Bankers, regulators, and nonprofit groups are on tenterhooks waiting for federal officials to issue rules for the so-called sunshine provision of the financial reform bill.
A committee of federal bank regulators, led by representatives of the Office of Thrift Supervision, is not expected to release rules on the sunshine section before March 14. This provision requires banks and community groups to disclose detailed information about agreements related to the Community Redevelopment Act.
A committee member had said the panel would issue the rules last month.
"The longer we don't have the regs, the worse it gets," said Janet W. Thompson, corporate CRA director at Citigroup's Citibank. "It's like a smoke-filled room. The smoke just gets thicker."

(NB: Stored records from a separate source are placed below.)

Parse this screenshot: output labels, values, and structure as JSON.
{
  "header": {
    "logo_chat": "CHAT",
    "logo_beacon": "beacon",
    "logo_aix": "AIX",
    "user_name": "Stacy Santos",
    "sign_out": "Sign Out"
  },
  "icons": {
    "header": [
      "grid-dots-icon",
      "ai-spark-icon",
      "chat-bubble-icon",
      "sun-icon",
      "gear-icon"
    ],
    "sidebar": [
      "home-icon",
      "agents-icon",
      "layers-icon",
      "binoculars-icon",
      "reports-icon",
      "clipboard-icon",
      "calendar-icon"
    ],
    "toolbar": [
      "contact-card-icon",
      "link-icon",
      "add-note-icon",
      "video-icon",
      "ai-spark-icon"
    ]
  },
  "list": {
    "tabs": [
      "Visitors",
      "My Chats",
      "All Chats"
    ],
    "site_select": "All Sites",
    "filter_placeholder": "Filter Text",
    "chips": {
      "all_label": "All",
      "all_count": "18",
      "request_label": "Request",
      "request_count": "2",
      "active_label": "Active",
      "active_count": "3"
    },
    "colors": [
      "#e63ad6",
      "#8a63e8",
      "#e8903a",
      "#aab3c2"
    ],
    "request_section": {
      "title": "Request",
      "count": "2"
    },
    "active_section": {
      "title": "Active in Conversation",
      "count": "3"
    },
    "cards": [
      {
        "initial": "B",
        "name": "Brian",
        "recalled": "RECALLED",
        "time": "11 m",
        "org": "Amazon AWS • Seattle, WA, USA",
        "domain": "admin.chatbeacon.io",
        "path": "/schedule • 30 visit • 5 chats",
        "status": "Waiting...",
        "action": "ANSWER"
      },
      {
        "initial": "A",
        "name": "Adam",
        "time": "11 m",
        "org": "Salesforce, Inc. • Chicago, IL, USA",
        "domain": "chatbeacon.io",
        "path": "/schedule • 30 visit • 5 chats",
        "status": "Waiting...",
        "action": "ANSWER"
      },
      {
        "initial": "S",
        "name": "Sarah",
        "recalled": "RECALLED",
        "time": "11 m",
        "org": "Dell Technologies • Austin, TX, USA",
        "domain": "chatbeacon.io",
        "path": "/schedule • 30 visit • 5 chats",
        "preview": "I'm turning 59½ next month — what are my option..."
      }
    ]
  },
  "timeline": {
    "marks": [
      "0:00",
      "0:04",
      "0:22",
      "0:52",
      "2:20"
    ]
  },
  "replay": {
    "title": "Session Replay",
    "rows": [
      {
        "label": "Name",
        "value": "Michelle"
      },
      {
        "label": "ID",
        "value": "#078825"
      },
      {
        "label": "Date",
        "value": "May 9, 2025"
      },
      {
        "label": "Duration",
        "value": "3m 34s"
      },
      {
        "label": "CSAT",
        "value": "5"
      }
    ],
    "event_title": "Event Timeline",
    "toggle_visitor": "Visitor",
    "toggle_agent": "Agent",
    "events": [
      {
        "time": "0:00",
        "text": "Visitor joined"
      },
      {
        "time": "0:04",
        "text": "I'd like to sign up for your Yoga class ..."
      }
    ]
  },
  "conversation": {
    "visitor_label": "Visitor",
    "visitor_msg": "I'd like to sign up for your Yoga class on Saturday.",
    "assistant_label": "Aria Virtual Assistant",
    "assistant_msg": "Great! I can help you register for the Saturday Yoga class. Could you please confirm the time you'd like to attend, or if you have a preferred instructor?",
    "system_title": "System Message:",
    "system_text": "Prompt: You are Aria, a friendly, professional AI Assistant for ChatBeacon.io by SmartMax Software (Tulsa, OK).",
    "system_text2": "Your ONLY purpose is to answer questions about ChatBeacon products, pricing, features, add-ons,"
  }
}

The sunshine provision would apply if, as a result of CRA-related testimony or discussion, a community group makes a deal with a bank to receive or distribute loans of at least $50,000 or grants of at least $10,000. Banks and nonprofits that make such agreements must publish those pacts and explain how the money is being spent.
Those affected by the clause are particularly concerned about the administrative burden it will create and by the provision's language, which seems intended to discourage community groups from objecting to bank mergers on CRA grounds.
In addition, the sunshine clause puts federal and state banking regulators in the odd position of having to police the activities of nonprofit groups.
"Sunshine may create enormous burdens for both banks and community groups," said Warren Traiger, a principal in financial institutions law at the New York firm of Moon & Ikeda. "Every time you deal with a bank in a CRA context, sunshine may kick in."
Ms. Thompson and Mr. Traiger spoke Wednesday as part of a panel discussion on the financial modernization bill's impact on CRA, sponsored by the Lawyers Alliance for New York. The panel also included representatives of the Federal Reserve, the New York State Department of Banking, Chase Manhattan Corp., and Bank of New York.